Readers, I’ll start with a reminder:
I believe that Social Security doesn’t just a little bit of renovation, taking out the old wallpaper and replacing the carpet with hardwood, but needs a whole-house gutting, in which we swap out, for future accruals, the current clunky bendpoint-based formula for a flat anti-poverty benefit paired with a mandatory account-based funded system on second-tranche income. (Democrats are already proposing, via the “Social Security 2100 Act,” a much-increased minimum benefit, and various states are implementing state-sponsored mandatory auto-enrollment IRA programs, but I am convinced that the only way to implement a reform that will have widespread bipartisan support is by incorporating a funded system, with smoothing and pooling, into the Social Security system in place of the current structure, for middle-income pay-replacement.)
I acknowledge, however, that, to date, I have succeeded in persuading, near as I can tell, 0% of Congress.
That being said, so long as our imagination is limited to new coats of paint, I’m increasingly inclined to believe that we should simply discard the idea of caring about the end point of the existing Trust Fund.

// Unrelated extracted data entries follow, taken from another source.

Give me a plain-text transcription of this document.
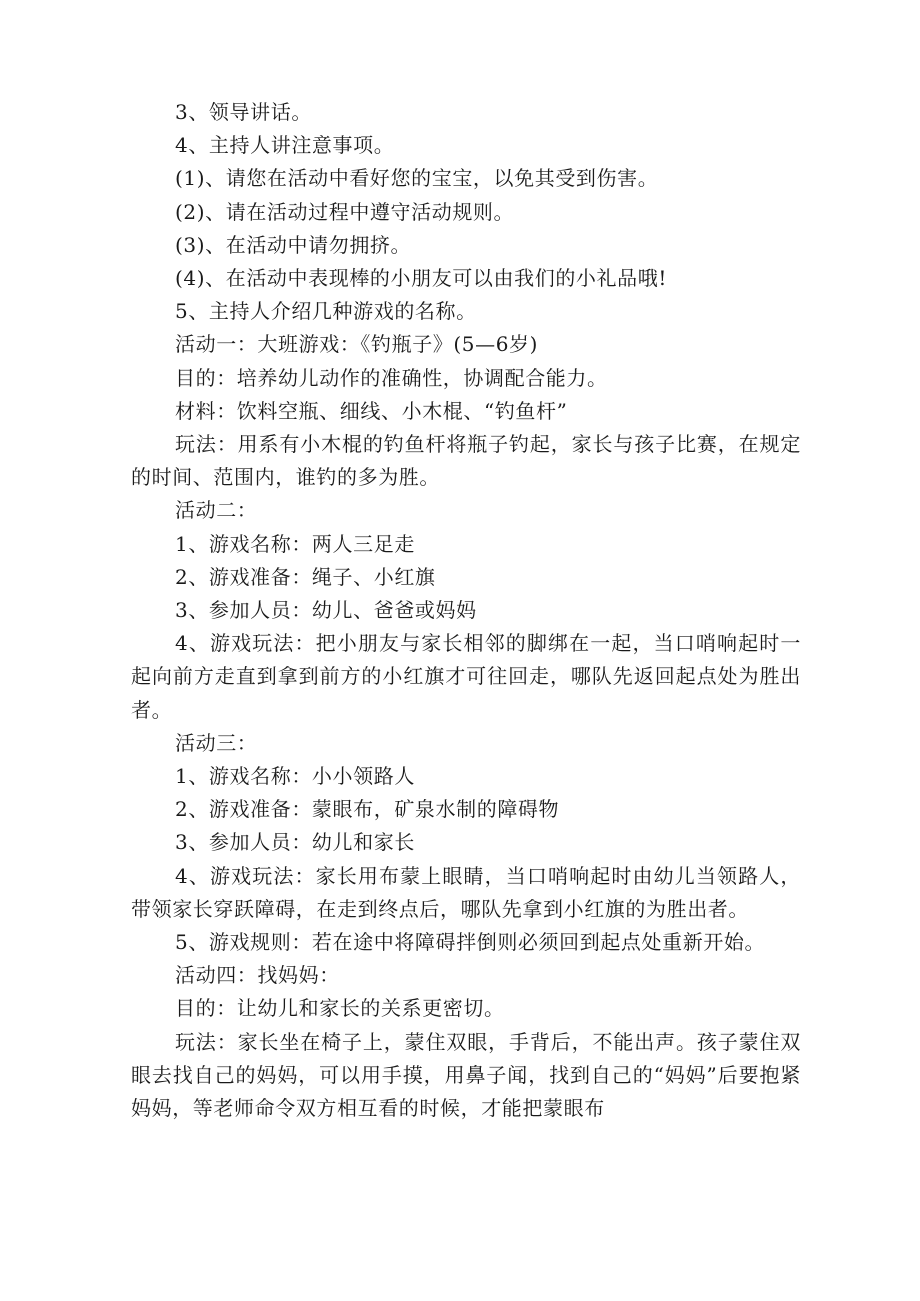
3、领导讲话。

4、主持人讲注意事项。

(1)、请您在活动中看好您的宝宝，以免其受到伤害。

(2)、请在活动过程中遵守活动规则。

(3)、在活动中请勿拥挤。

(4)、在活动中表现棒的小朋友可以由我们的小礼品哦!

5、主持人介绍几种游戏的名称。

活动一：大班游戏：《钓瓶子》(5—6岁)

目的：培养幼儿动作的准确性，协调配合能力。

材料：饮料空瓶、细线、小木棍、“钓鱼杆”

玩法：用系有小木棍的钓鱼杆将瓶子钓起，家长与孩子比赛，在规定的时间、范围内，谁钓的多为胜。

活动二：

1、游戏名称：两人三足走

2、游戏准备：绳子、小红旗

3、参加人员：幼儿、爸爸或妈妈

4、游戏玩法：把小朋友与家长相邻的脚绑在一起，当口哨响起时一起向前方走直到拿到前方的小红旗才可往回走，哪队先返回起点处为胜出者。

活动三：

1、游戏名称：小小领路人

2、游戏准备：蒙眼布，矿泉水制的障碍物

3、参加人员：幼儿和家长

4、游戏玩法：家长用布蒙上眼睛，当口哨响起时由幼儿当领路人，带领家长穿跃障碍，在走到终点后，哪队先拿到小红旗的为胜出者。

5、游戏规则：若在途中将障碍拌倒则必须回到起点处重新开始。

活动四：找妈妈：

目的：让幼儿和家长的关系更密切。

玩法：家长坐在椅子上，蒙住双眼，手背后，不能出声。孩子蒙住双眼去找自己的妈妈，可以用手摸，用鼻子闻，找到自己的“妈妈”后要抱紧妈妈，等老师命令双方相互看的时候，才能把蒙眼布
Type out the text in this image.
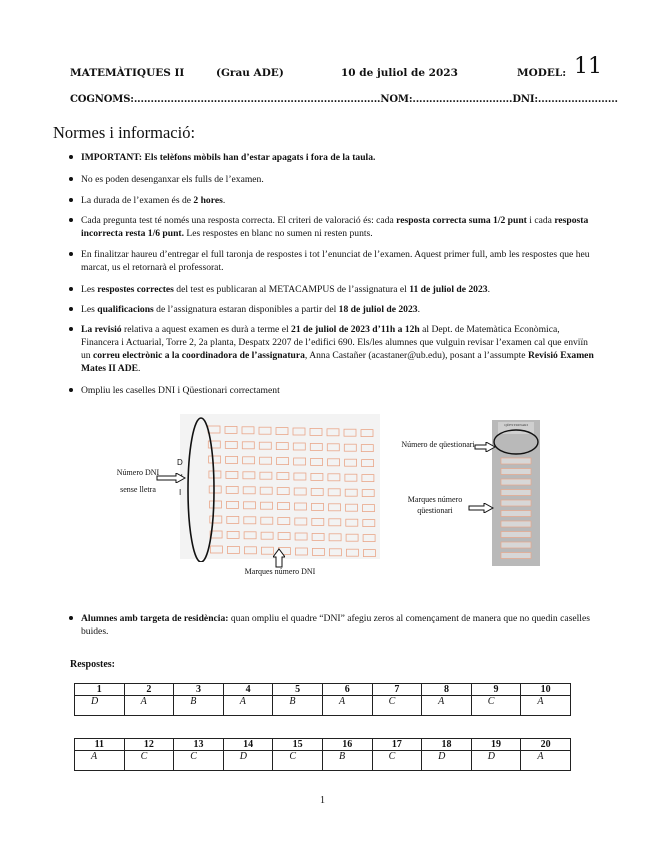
MATEMÀTIQUES II	(Grau ADE)	10 de juliol de 2023	MODEL: 11
COGNOMS:..........................................................................NOM:..............................DNI:........................
Normes i informació:
IMPORTANT: Els telèfons mòbils han d’estar apagats i fora de la taula.
No es poden desenganxar els fulls de l’examen.
La durada de l’examen és de 2 hores.
Cada pregunta test té només una resposta correcta. El criteri de valoració és: cada resposta correcta suma 1/2 punt i cada resposta incorrecta resta 1/6 punt. Les respostes en blanc no sumen ni resten punts.
En finalitzar haureu d’entregar el full taronja de respostes i tot l’enunciat de l’examen. Aquest primer full, amb les respostes que heu marcat, us el retornarà el professorat.
Les respostes correctes del test es publicaran al METACAMPUS de l’assignatura el 11 de juliol de 2023.
Les qualificacions de l’assignatura estaran disponibles a partir del 18 de juliol de 2023.
La revisió relativa a aquest examen es durà a terme el 21 de juliol de 2023 d’11h a 12h al Dept. de Matemàtica Econòmica, Financera i Actuarial, Torre 2, 2a planta, Despatx 2207 de l’edifici 690. Els/les alumnes que vulguin revisar l’examen cal que enviïn un correu electrònic a la coordinadora de l’assignatura, Anna Castañer (acastaner@ub.edu), posant a l’assumpte Revisió Examen Mates II ADE.
Ompliu les caselles DNI i Qüestionari correctament
D
I
Número DNI
sense lletra
Marques número DNI
QÜESTIONARI
Número de qüestionari
Marques número
qüestionari
Alumnes amb targeta de residència: quan ompliu el quadre “DNI” afegiu zeros al començament de manera que no quedin caselles buides.
Respostes:
1	2	3	4	5	6	7	8	9	10
D	A	B	A	B	A	C	A	C	A
11	12	13	14	15	16	17	18	19	20
A	C	C	D	C	B	C	D	D	A
1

If, on the one hand, life and health expectancy has increased such that it’s reasonable and appropriate to increase the retirement age, then we should do so regardless of what other decisions are made. (My personal preference would be to legislate a method for adjusting the retirement age on a regular basis at that age at which a fixed percentage of workers, say, 1/4 or 1/3 of the group, would otherwise need to retire for disability/health reasons.)

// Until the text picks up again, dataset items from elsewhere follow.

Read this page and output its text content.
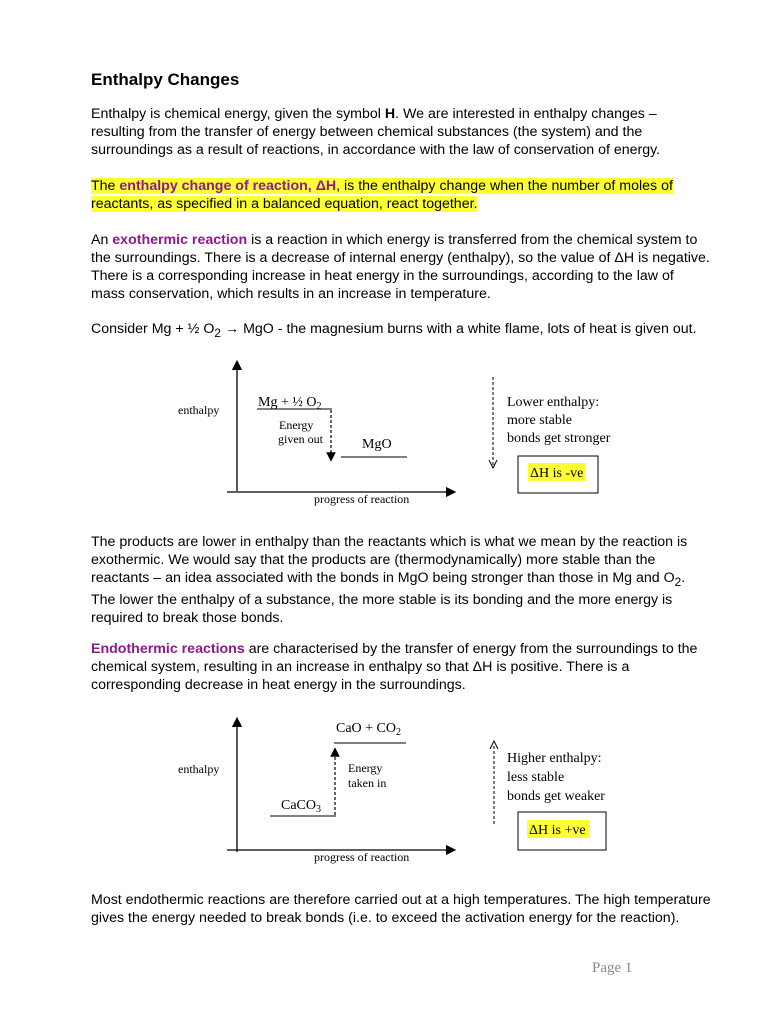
Enthalpy Changes
Enthalpy is chemical energy, given the symbol H. We are interested in enthalpy changes – resulting from the transfer of energy between chemical substances (the system) and the surroundings as a result of reactions, in accordance with the law of conservation of energy.
The enthalpy change of reaction, ΔH, is the enthalpy change when the number of moles of reactants, as specified in a balanced equation, react together.
An exothermic reaction is a reaction in which energy is transferred from the chemical system to the surroundings. There is a decrease of internal energy (enthalpy), so the value of ΔH is negative. There is a corresponding increase in heat energy in the surroundings, according to the law of mass conservation, which results in an increase in temperature.
Consider Mg + ½ $O_2$ → MgO - the magnesium burns with a white flame, lots of heat is given out.
enthalpy
progress of reaction
Mg + ½ $O_2$
Energy
given out	MgO
Lower enthalpy:
more stable
bonds get stronger
ΔH is -ve
The products are lower in enthalpy than the reactants which is what we mean by the reaction is exothermic. We would say that the products are (thermodynamically) more stable than the reactants – an idea associated with the bonds in MgO being stronger than those in Mg and $O_2$. The lower the enthalpy of a substance, the more stable is its bonding and the more energy is required to break those bonds.
Endothermic reactions are characterised by the transfer of energy from the surroundings to the chemical system, resulting in an increase in enthalpy so that ΔH is positive. There is a corresponding decrease in heat energy in the surroundings.
enthalpy
progress of reaction
CaO + $CO_2$
Energy
taken in
CaCO$_3$
Higher enthalpy:
less stable
bonds get weaker
ΔH is +ve
Most endothermic reactions are therefore carried out at a high temperatures. The high temperature gives the energy needed to break bonds (i.e. to exceed the activation energy for the reaction).
Page 1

If, on the other hand, the consensus is that we need some combination of tax hikes and earnings-cap adjustments, and if at the same time, there’s a majority belief that tax revenue needs to be boosted in any case, why do we need to play games with a “Trust Fund”? Why not simply adjust taxes to the level needed to remedy deficits and fund whatever other spending the majority wants, in ways that are sustainable in the long term but recognize that demographic challenges will grow over time? For that matter, why, if we want a benefit formula in which the wealthy subsidize the poor, rather than a “pay your own way” contribution, why should we limit taxes to wage income?

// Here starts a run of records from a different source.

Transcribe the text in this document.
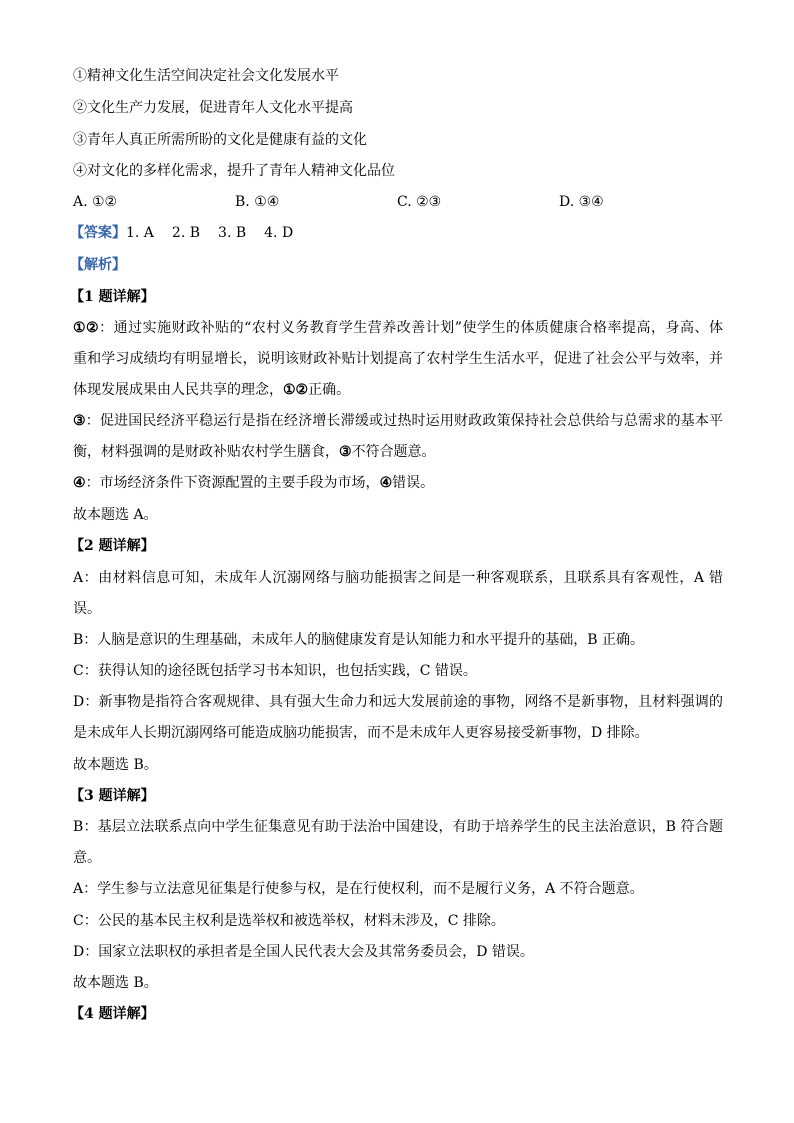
①精神文化生活空间决定社会文化发展水平
②文化生产力发展，促进青年人文化水平提高
③青年人真正所需所盼的文化是健康有益的文化
④对文化的多样化需求，提升了青年人精神文化品位
A. ①②	B. ①④	C. ②③	D. ③④
【答案】1. A 2. B 3. B 4. D
【解析】
【1 题详解】
①②：通过实施财政补贴的“农村义务教育学生营养改善计划”使学生的体质健康合格率提高，身高、体
重和学习成绩均有明显增长，说明该财政补贴计划提高了农村学生生活水平，促进了社会公平与效率，并
体现发展成果由人民共享的理念，①②正确。
③：促进国民经济平稳运行是指在经济增长滞缓或过热时运用财政政策保持社会总供给与总需求的基本平
衡，材料强调的是财政补贴农村学生膳食，③不符合题意。
④：市场经济条件下资源配置的主要手段为市场，④错误。
故本题选 A。
【2 题详解】
A：由材料信息可知，未成年人沉溺网络与脑功能损害之间是一种客观联系，且联系具有客观性，A 错
误。
B：人脑是意识的生理基础，未成年人的脑健康发育是认知能力和水平提升的基础，B 正确。
C：获得认知的途径既包括学习书本知识，也包括实践，C 错误。
D：新事物是指符合客观规律、具有强大生命力和远大发展前途的事物，网络不是新事物，且材料强调的
是未成年人长期沉溺网络可能造成脑功能损害，而不是未成年人更容易接受新事物，D 排除。
故本题选 B。
【3 题详解】
B：基层立法联系点向中学生征集意见有助于法治中国建设，有助于培养学生的民主法治意识，B 符合题
意。
A：学生参与立法意见征集是行使参与权，是在行使权利，而不是履行义务，A 不符合题意。
C：公民的基本民主权利是选举权和被选举权，材料未涉及，C 排除。
D：国家立法职权的承担者是全国人民代表大会及其常务委员会，D 错误。
故本题选 B。
【4 题详解】
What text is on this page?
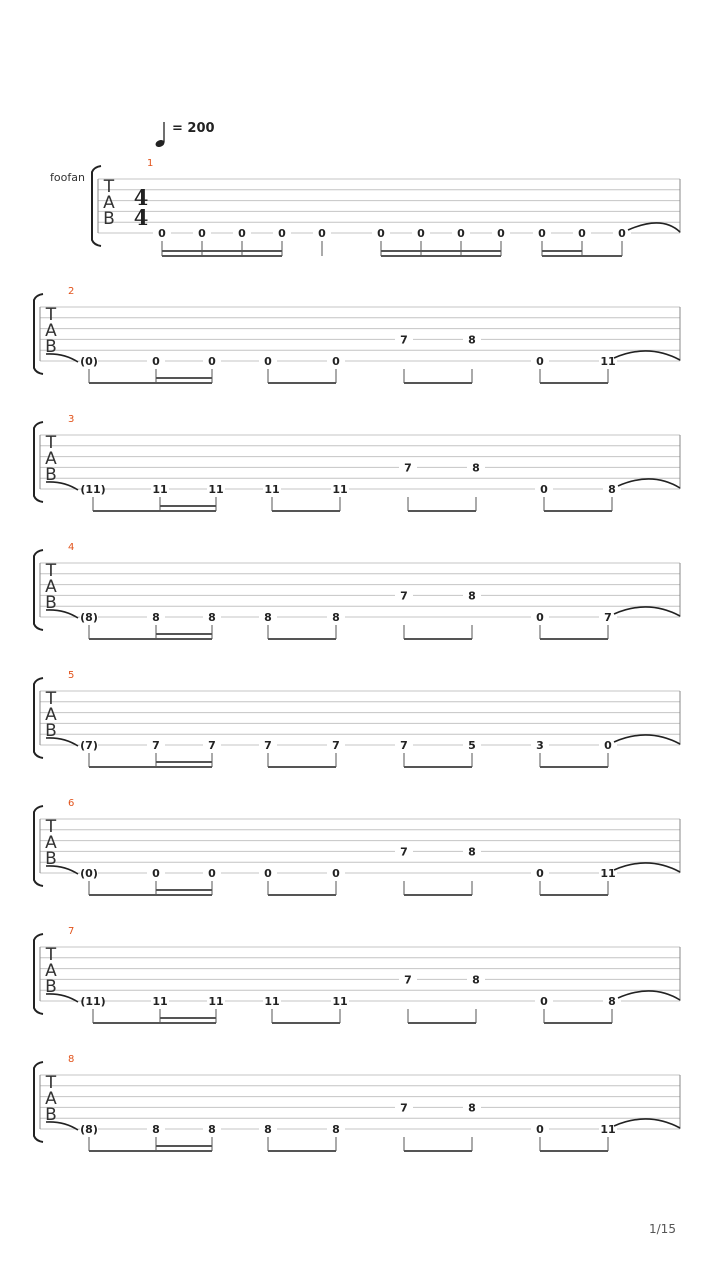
T
A
B
4
4
1
0	0	0	0	0	0	0	0	0	0	0	0
T
A
B
2
(0)	0	0	0	0
7	8
0	11
T
A
B
3
(11)	11	11	11	11
7	8
0	8
T
A
B
4
(8)	8	8	8	8
7	8
0	7
T
A
B
5
(7)	7	7	7	7	7	5	3	0
T
A
B
6
(0)	0	0	0	0
7	8
0	11
T
A
B
7
(11)	11	11	11	11
7	8
0	8
T
A
B
8
(8)	8	8	8	8
7	8
0	11
= 200
foofan
1/15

And, again, recall that of far greater significance than the Trust Fund is the old-age dependency ratio; back a year ago I referred readers to a Brookings statistics that total federal spending on the elderly is projected to increase from today’s 20.5% of GDP to 29.4% of GDP in 2046 — not 29.4% of government spending but of the total economic output. How we cope with this aging future matters more than an arbitrary Trust Fund Depletion Date.
Consider the Disability Trust Fund. In the 2016 Trustee’s report, this fund was projected to be depleted as soon as 2023. In 2017, that number moved to 2028, in 2018, to 2032, and in the most current report to 2052. Is Social Security Disability Insurance “fixed,” then? No, of course not. The program has widely-acknowledged problems, as many genuinely disabled Americans find themselves obliged to hire lawyers (and pay their contingency fees) in order to navigate the system, and others succeed in collecting benefits despite a genuine ability to work; hence, this stretching out of the fund depletion date is the result not of American’s improved health so much as the improved economy keeping more people in the workforce who would otherwise be deemed unable to work. Other acknowledged shortcomings of the system include the lack of partial disablement structure to keep Americans in the workforce if they are able to work on a partial basis, and an insufficient return-to-work program. (See, for instance, “16 Reforms to Improve the Solvency and Integrity of Social Security Disability Insurance,” a report at the Heritage Foundation or “Disability insurance: A crisis ends, but problems persist,” at the Brookings Institute, for recent commentary.) For that matter, a report in yesterday’s Washington Post about a proposed disability change, in which blue-collar workers who are not proficient in English would no longer qualify for disability on the principle that they can’t transition to a desk job, signals a fundamental flaw in a system of all-or-nothing, which leaves no room for temporary benefits while an individual leans a new occupation, be that skills for a desk job, or English language instruction.
And none of these issues have anything to do with the depletion of the Trust Fund — but have we so conditioned ourselves to think of the depletion date as the target that we can’t think sensibly about more fundamental reform? Certainly, the drumbeat of “we have to reform Social Security Disability” has diminished quite considerably as that date was moved further and further into the future.
And the same is true of “regular” Social Security, that is, the Old Age and Survivors’ program. Yes, we must craft a benefit design and funding structure that is sustainable in the long term, and which takes into account anticipated life and health-expectancy improvements and expected changes in the long-term in fertility rates, economic development, and the like. But to take as our marker the Trust Fund depletion date, or set as our objective replenishing the Fund? Let’s not.